According to the CDC, more than 70% of Americans’ sodium consumption comes from processed foods. That’s why the best way to curb your intake is to limit highly processed products, like canned soup and frozen pizza. Check the mg of sodium per serving on Nutrition Facts labels.

As for salting your food, which is rarely necessary and more often a habit, one teaspoon of table salt contains 2,300 mg of sodium. If you use salt sparingly to season fresh food, you can still remain under the recommended cap. If you use salt, don’t shake it, use a pinch between finger and thumb. Combining salt with other seasonings, like herbs and spices, can also help reduce the need to over sprinkle.

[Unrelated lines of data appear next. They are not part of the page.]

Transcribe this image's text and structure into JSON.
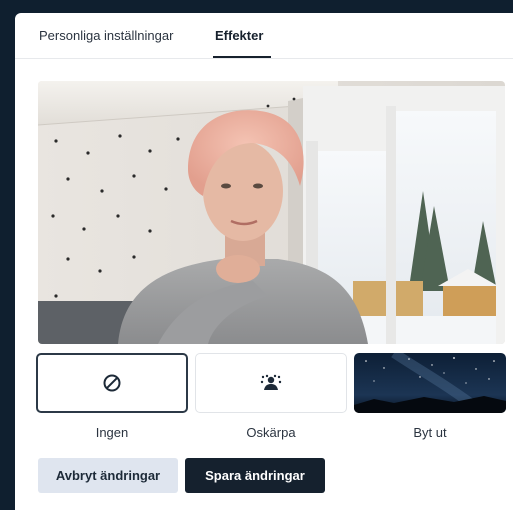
{
  "tabs": [
    {
      "label": "Personliga inställningar",
      "active": false
    },
    {
      "label": "Effekter",
      "active": true
    }
  ],
  "effects": [
    {
      "label": "Ingen",
      "icon": "none-icon",
      "selected": true
    },
    {
      "label": "Oskärpa",
      "icon": "blur-person-icon",
      "selected": false
    },
    {
      "label": "Byt ut",
      "icon": "night-sky-thumbnail",
      "selected": false
    }
  ],
  "buttons": {
    "cancel": "Avbryt ändringar",
    "save": "Spara ändringar"
  },
  "colors": {
    "page_background": "#0f1f2f",
    "primary_button": "#15212e",
    "secondary_button": "#dfe5ef",
    "selected_border": "#2c3947"
  }
}
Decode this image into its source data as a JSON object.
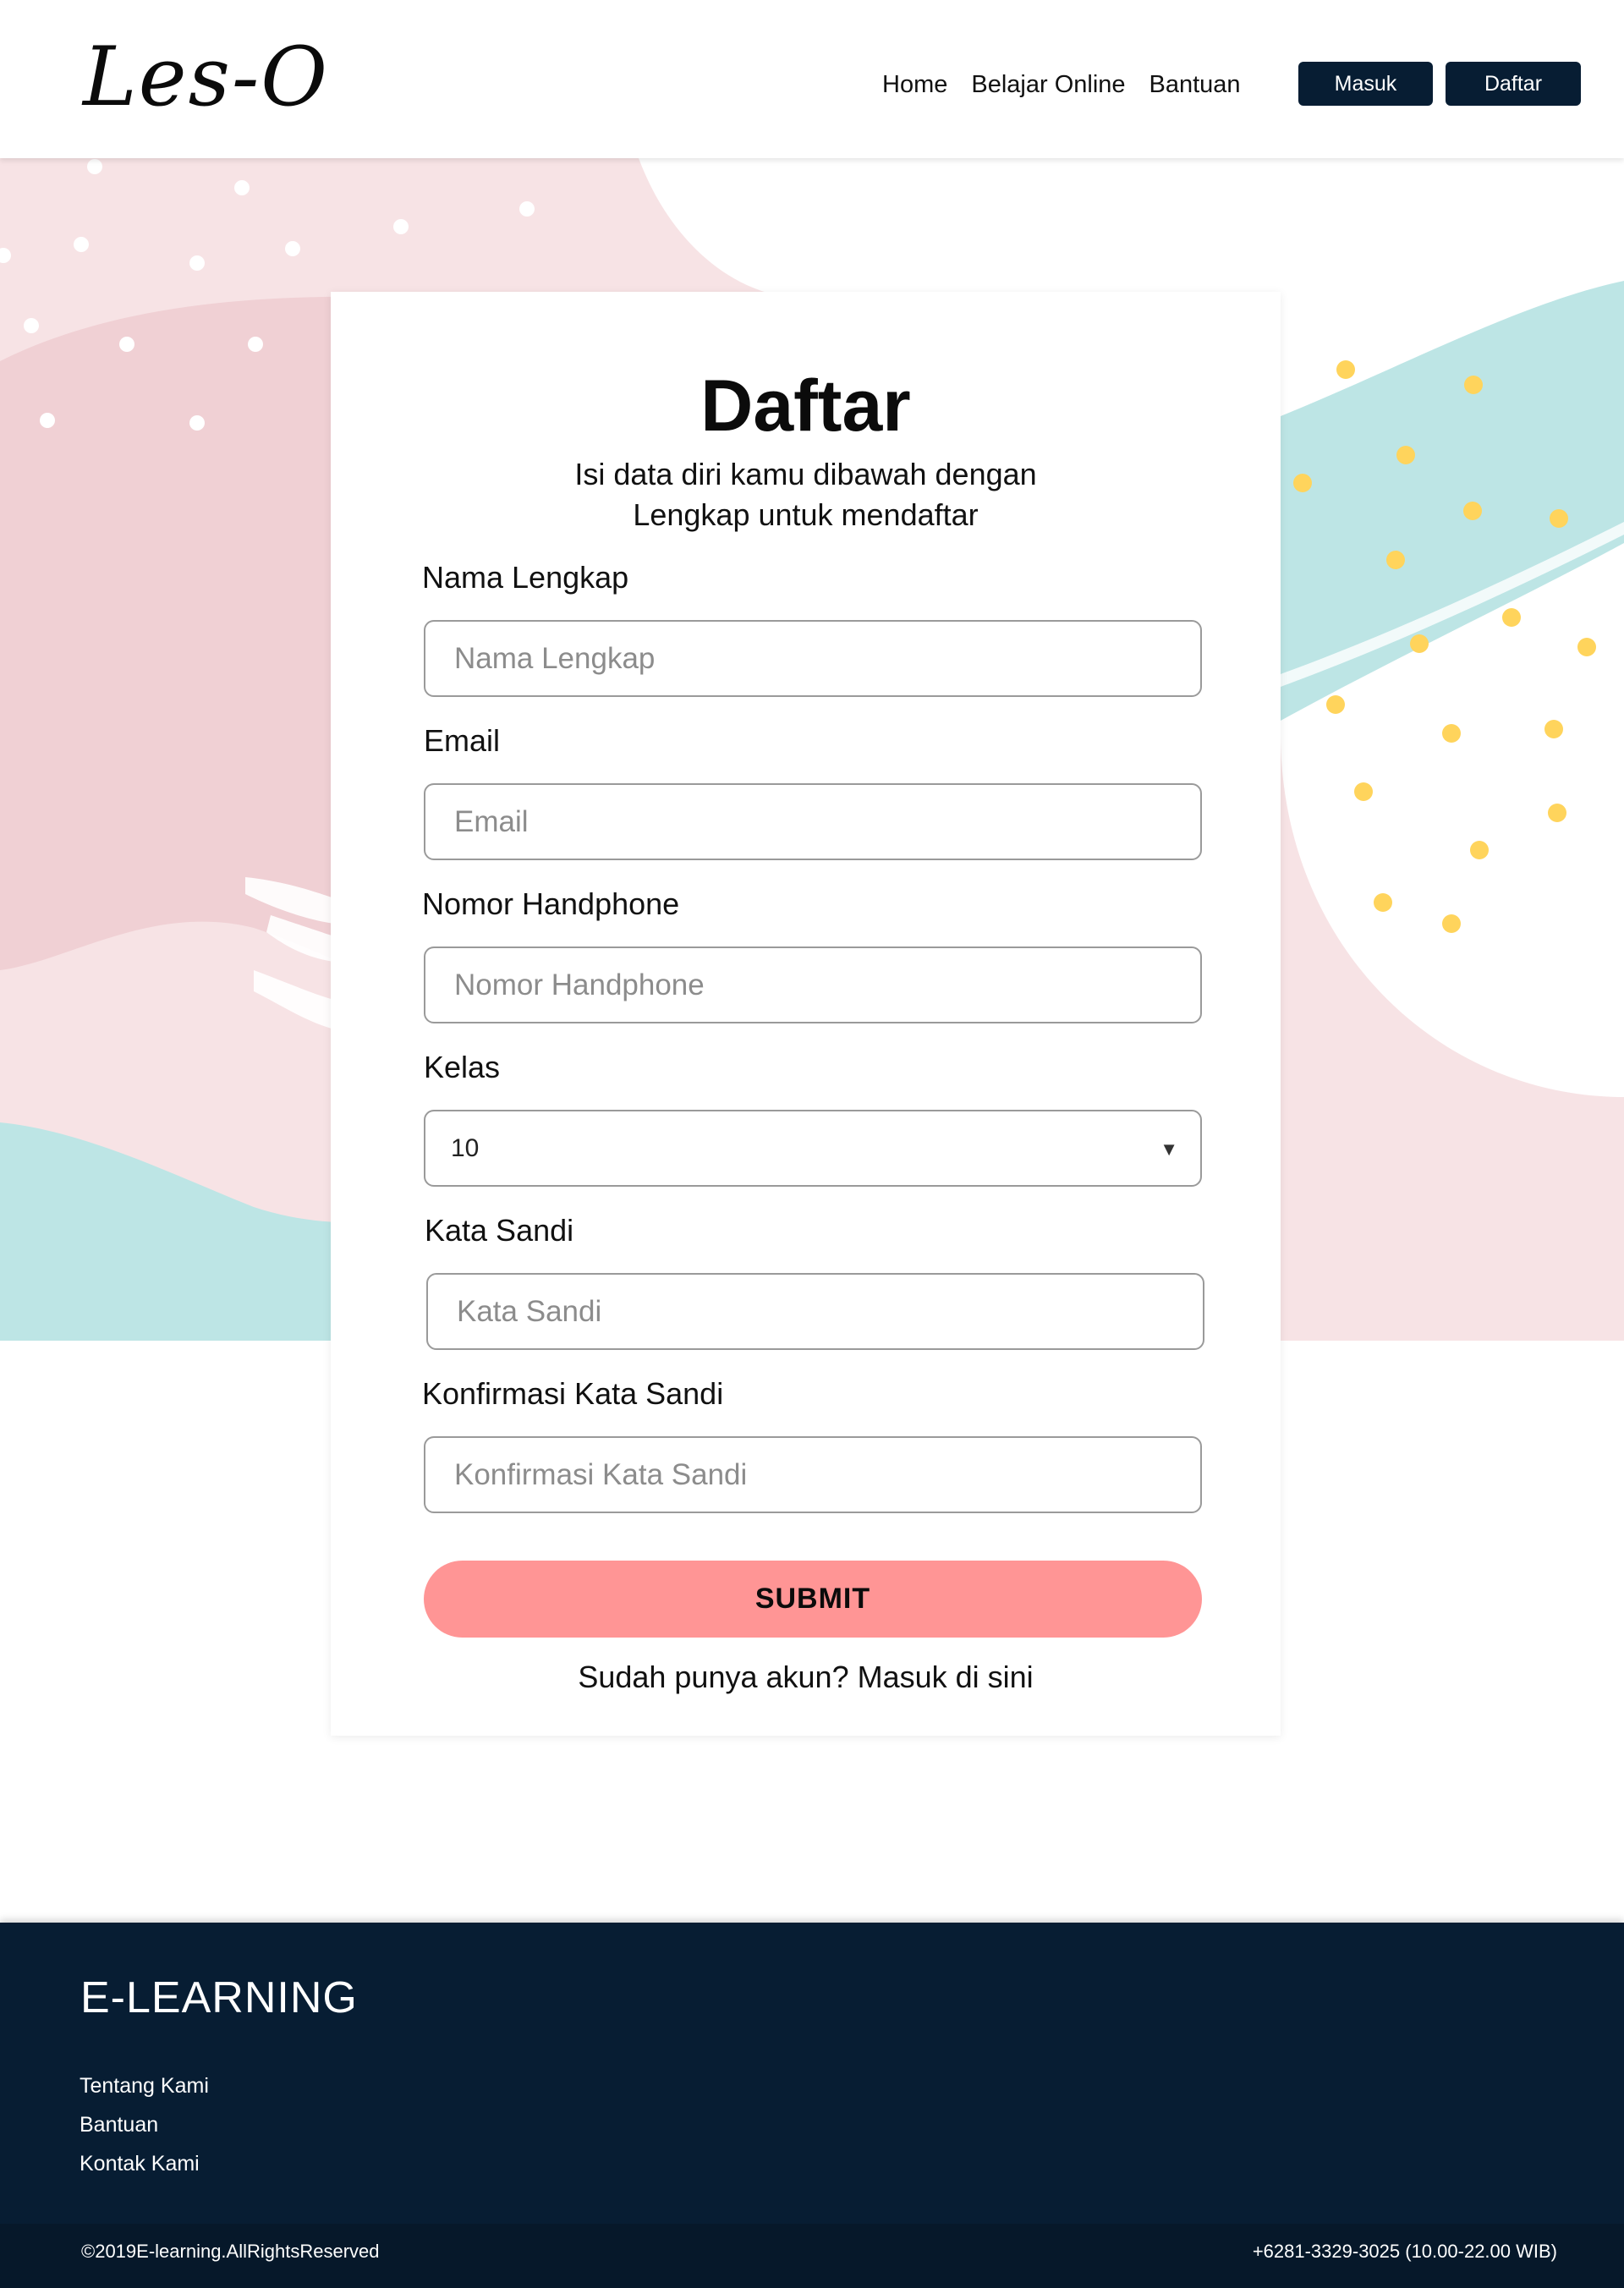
{
  "header": {
    "logo": "Les-O",
    "nav": [
      "Home",
      "Belajar Online",
      "Bantuan"
    ],
    "login_button": "Masuk",
    "register_button": "Daftar"
  },
  "form": {
    "title": "Daftar",
    "subtitle_line1": "Isi data diri kamu dibawah dengan",
    "subtitle_line2": "Lengkap untuk mendaftar",
    "fields": {
      "name": {
        "label": "Nama Lengkap",
        "placeholder": "Nama Lengkap",
        "value": ""
      },
      "email": {
        "label": "Email",
        "placeholder": "Email",
        "value": ""
      },
      "phone": {
        "label": "Nomor Handphone",
        "placeholder": "Nomor Handphone",
        "value": ""
      },
      "class": {
        "label": "Kelas",
        "selected": "10"
      },
      "password": {
        "label": "Kata Sandi",
        "placeholder": "Kata Sandi",
        "value": ""
      },
      "confirm": {
        "label": "Konfirmasi Kata Sandi",
        "placeholder": "Konfirmasi Kata Sandi",
        "value": ""
      }
    },
    "submit_label": "SUBMIT",
    "login_prompt": "Sudah punya akun? Masuk di sini"
  },
  "footer": {
    "brand": "E-LEARNING",
    "links": [
      "Tentang Kami",
      "Bantuan",
      "Kontak Kami"
    ],
    "copyright": "©2019E-learning.AllRightsReserved",
    "contact": "+6281-3329-3025 (10.00-22.00 WIB)"
  },
  "colors": {
    "navy": "#071d33",
    "pink_light": "#f7e3e5",
    "pink": "#f0d0d4",
    "teal": "#bde5e5",
    "yellow_dot": "#ffd45c",
    "submit": "#ff9595"
  },
  "icons": {
    "select_arrow": "triangle-down-icon"
  }
}
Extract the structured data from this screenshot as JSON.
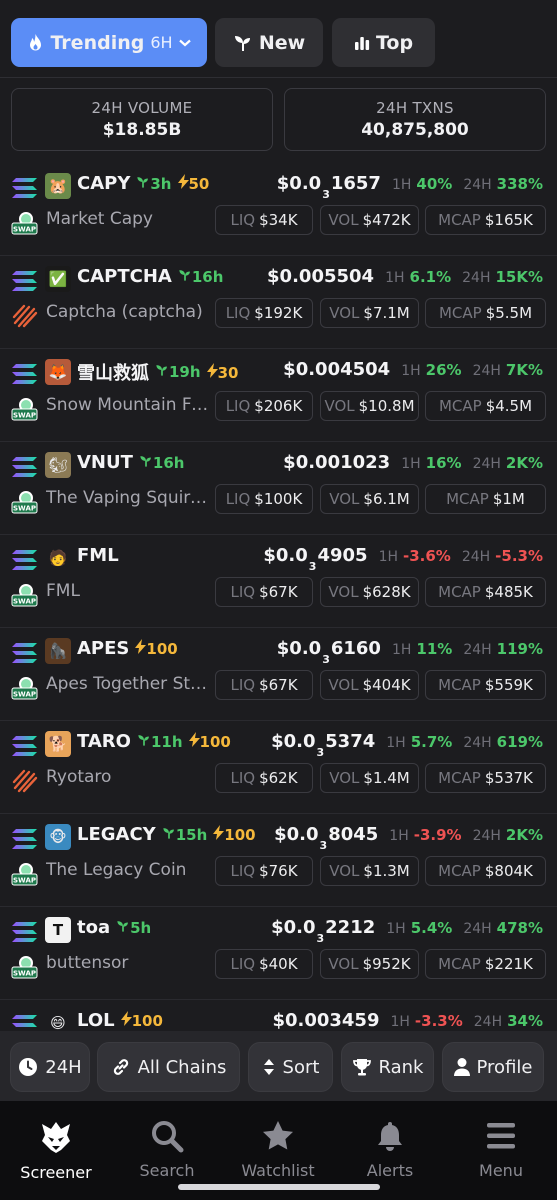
{
  "tabs": {
    "trending": {
      "label": "Trending",
      "sub": "6H"
    },
    "new": {
      "label": "New"
    },
    "top": {
      "label": "Top"
    }
  },
  "stats": {
    "volume": {
      "label": "24H VOLUME",
      "value": "$18.85B"
    },
    "txns": {
      "label": "24H TXNS",
      "value": "40,875,800"
    }
  },
  "tokens": [
    {
      "symbol": "CAPY",
      "age": "3h",
      "boost": "50",
      "name": "Market Capy",
      "p1": "$0.0",
      "psub": "3",
      "p2": "1657",
      "h1": "40%",
      "h1neg": false,
      "h24": "338%",
      "h24neg": false,
      "liq": "$34K",
      "vol": "$472K",
      "mcap": "$165K",
      "dex": "swap",
      "avatar": "🐹",
      "avbg": "#6a8a4a"
    },
    {
      "symbol": "CAPTCHA",
      "age": "16h",
      "boost": "",
      "name": "Captcha (captcha)",
      "p1": "$0.005504",
      "psub": "",
      "p2": "",
      "h1": "6.1%",
      "h1neg": false,
      "h24": "15K%",
      "h24neg": false,
      "liq": "$192K",
      "vol": "$7.1M",
      "mcap": "$5.5M",
      "dex": "stripe",
      "avatar": "✅",
      "avbg": "#1a1a1a"
    },
    {
      "symbol": "雪山救狐",
      "age": "19h",
      "boost": "30",
      "name": "Snow Mountain Fox",
      "p1": "$0.004504",
      "psub": "",
      "p2": "",
      "h1": "26%",
      "h1neg": false,
      "h24": "7K%",
      "h24neg": false,
      "liq": "$206K",
      "vol": "$10.8M",
      "mcap": "$4.5M",
      "dex": "swap",
      "avatar": "🦊",
      "avbg": "#b65a3a"
    },
    {
      "symbol": "VNUT",
      "age": "16h",
      "boost": "",
      "name": "The Vaping Squirrel",
      "p1": "$0.001023",
      "psub": "",
      "p2": "",
      "h1": "16%",
      "h1neg": false,
      "h24": "2K%",
      "h24neg": false,
      "liq": "$100K",
      "vol": "$6.1M",
      "mcap": "$1M",
      "dex": "swap",
      "avatar": "🐿",
      "avbg": "#8b7a55"
    },
    {
      "symbol": "FML",
      "age": "",
      "boost": "",
      "name": "FML",
      "p1": "$0.0",
      "psub": "3",
      "p2": "4905",
      "h1": "-3.6%",
      "h1neg": true,
      "h24": "-5.3%",
      "h24neg": true,
      "liq": "$67K",
      "vol": "$628K",
      "mcap": "$485K",
      "dex": "swap",
      "avatar": "🧑",
      "avbg": "transparent"
    },
    {
      "symbol": "APES",
      "age": "",
      "boost": "100",
      "name": "Apes Together Strong",
      "p1": "$0.0",
      "psub": "3",
      "p2": "6160",
      "h1": "11%",
      "h1neg": false,
      "h24": "119%",
      "h24neg": false,
      "liq": "$67K",
      "vol": "$404K",
      "mcap": "$559K",
      "dex": "swap",
      "avatar": "🦍",
      "avbg": "#5a3a22"
    },
    {
      "symbol": "TARO",
      "age": "11h",
      "boost": "100",
      "name": "Ryotaro",
      "p1": "$0.0",
      "psub": "3",
      "p2": "5374",
      "h1": "5.7%",
      "h1neg": false,
      "h24": "619%",
      "h24neg": false,
      "liq": "$62K",
      "vol": "$1.4M",
      "mcap": "$537K",
      "dex": "stripe",
      "avatar": "🐕",
      "avbg": "#e8a45a"
    },
    {
      "symbol": "LEGACY",
      "age": "15h",
      "boost": "100",
      "name": "The Legacy Coin",
      "p1": "$0.0",
      "psub": "3",
      "p2": "8045",
      "h1": "-3.9%",
      "h1neg": true,
      "h24": "2K%",
      "h24neg": false,
      "liq": "$76K",
      "vol": "$1.3M",
      "mcap": "$804K",
      "dex": "swap",
      "avatar": "🐵",
      "avbg": "#3a8ac0"
    },
    {
      "symbol": "toa",
      "age": "5h",
      "boost": "",
      "name": "buttensor",
      "p1": "$0.0",
      "psub": "3",
      "p2": "2212",
      "h1": "5.4%",
      "h1neg": false,
      "h24": "478%",
      "h24neg": false,
      "liq": "$40K",
      "vol": "$952K",
      "mcap": "$221K",
      "dex": "swap",
      "avatar": "T",
      "avbg": "#f2f2f2"
    },
    {
      "symbol": "LOL",
      "age": "",
      "boost": "100",
      "name": "",
      "p1": "$0.003459",
      "psub": "",
      "p2": "",
      "h1": "-3.3%",
      "h1neg": true,
      "h24": "34%",
      "h24neg": false,
      "liq": "",
      "vol": "",
      "mcap": "",
      "dex": "swap",
      "avatar": "😄",
      "avbg": "transparent"
    }
  ],
  "labels": {
    "tf1": "1H",
    "tf24": "24H",
    "liq": "LIQ",
    "vol": "VOL",
    "mcap": "MCAP",
    "swap": "SWAP"
  },
  "filters": {
    "time": "24H",
    "chains": "All Chains",
    "sort": "Sort",
    "rank": "Rank",
    "profile": "Profile"
  },
  "nav": {
    "screener": "Screener",
    "search": "Search",
    "watchlist": "Watchlist",
    "alerts": "Alerts",
    "menu": "Menu"
  },
  "colors": {
    "accent": "#5b8df6",
    "positive": "#4cc76a",
    "negative": "#ef5353",
    "boost": "#f5b83b"
  }
}
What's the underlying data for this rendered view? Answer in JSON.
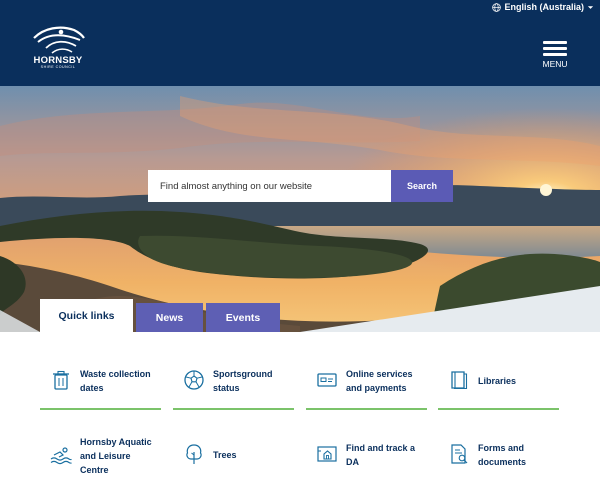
{
  "header": {
    "language": "English (Australia)",
    "logo_name": "HORNSBY",
    "logo_sub": "SHIRE COUNCIL",
    "menu_label": "MENU"
  },
  "search": {
    "placeholder": "Find almost anything on our website",
    "button_label": "Search"
  },
  "tabs": [
    {
      "label": "Quick links",
      "active": true
    },
    {
      "label": "News",
      "active": false
    },
    {
      "label": "Events",
      "active": false
    }
  ],
  "quick_links": [
    {
      "label": "Waste collection dates",
      "icon": "bin-icon"
    },
    {
      "label": "Sportsground status",
      "icon": "soccer-ball-icon"
    },
    {
      "label": "Online services and payments",
      "icon": "payment-card-icon"
    },
    {
      "label": "Libraries",
      "icon": "book-icon"
    },
    {
      "label": "Hornsby Aquatic and Leisure Centre",
      "icon": "swimmer-icon"
    },
    {
      "label": "Trees",
      "icon": "tree-icon"
    },
    {
      "label": "Find and track a DA",
      "icon": "house-plan-icon"
    },
    {
      "label": "Forms and documents",
      "icon": "document-search-icon"
    }
  ],
  "colors": {
    "header_bg": "#0a2f5c",
    "accent_purple": "#5b5bb5",
    "link_text": "#0a2f5c",
    "underline_green": "#7bc36a",
    "icon_teal": "#1a6fa0"
  }
}
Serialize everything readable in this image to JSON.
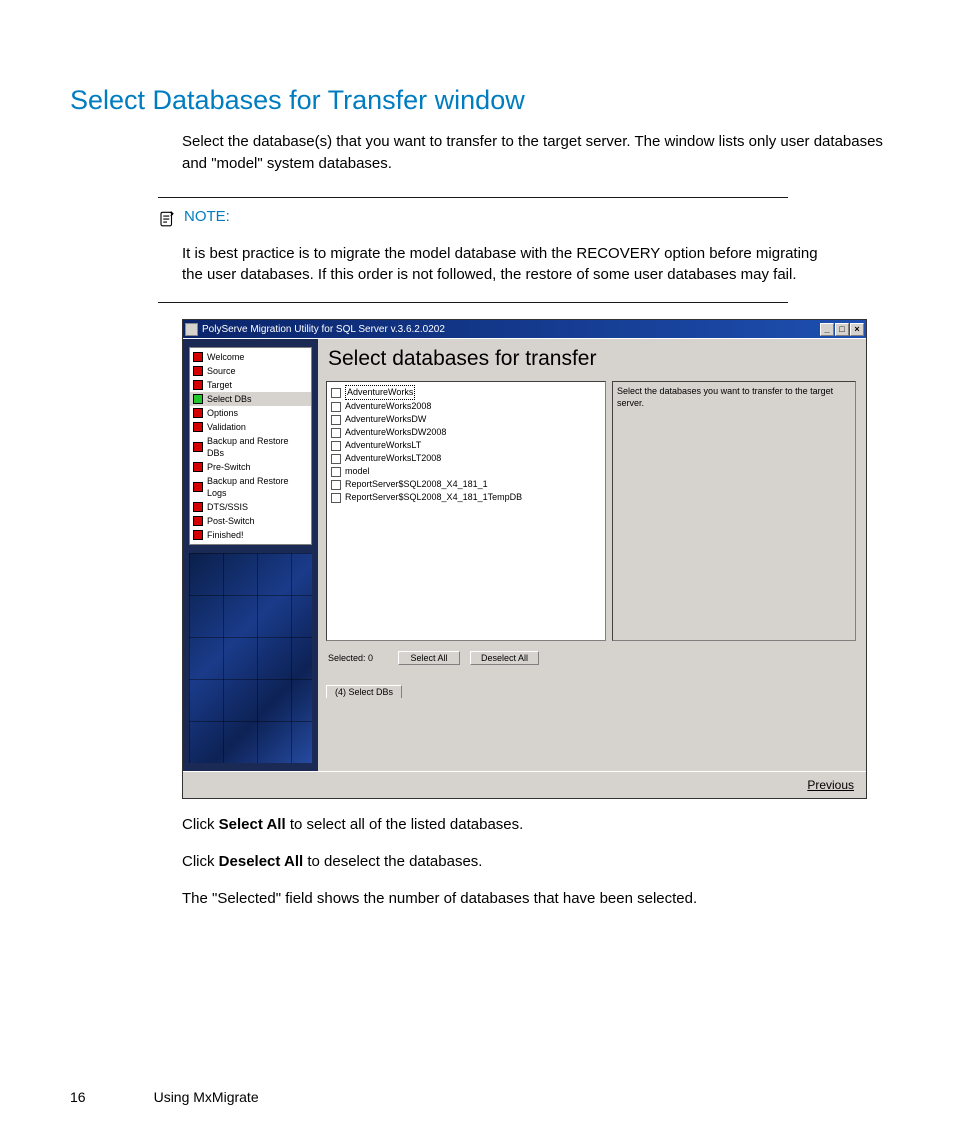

Managing stress well for virus protection

The body’s stress mechanism is primitive and limited. A ‘stressor’ is a ‘stressor’ whether it’s worry, illness, a broken leg or being cooped up indoors. Look for stress release. Be kind and don’t overdo things. Try to take breaks at what you’re doing and try to stay to a routine, when you can. The main thing to be routine with is sleep – good sleep helps manage stress. Incidentally stress in itself is not bad. Good stress (challenge) is referred to as Eustress, bad stress (being cooped up all day) is distress. It’s the strain from distress we need to avoid.

Quit smoking for virus protection

Smoking harms damages the  immune system and reduces the body’s ability to fight disease, increasing the risk for subsequent disease and symptoms. In an outbreak of viruses that attack the respiratory system, now might be a good time to quit – you will need to take it easy if you’re stuck indoors. Ask you physician’s office for some resources.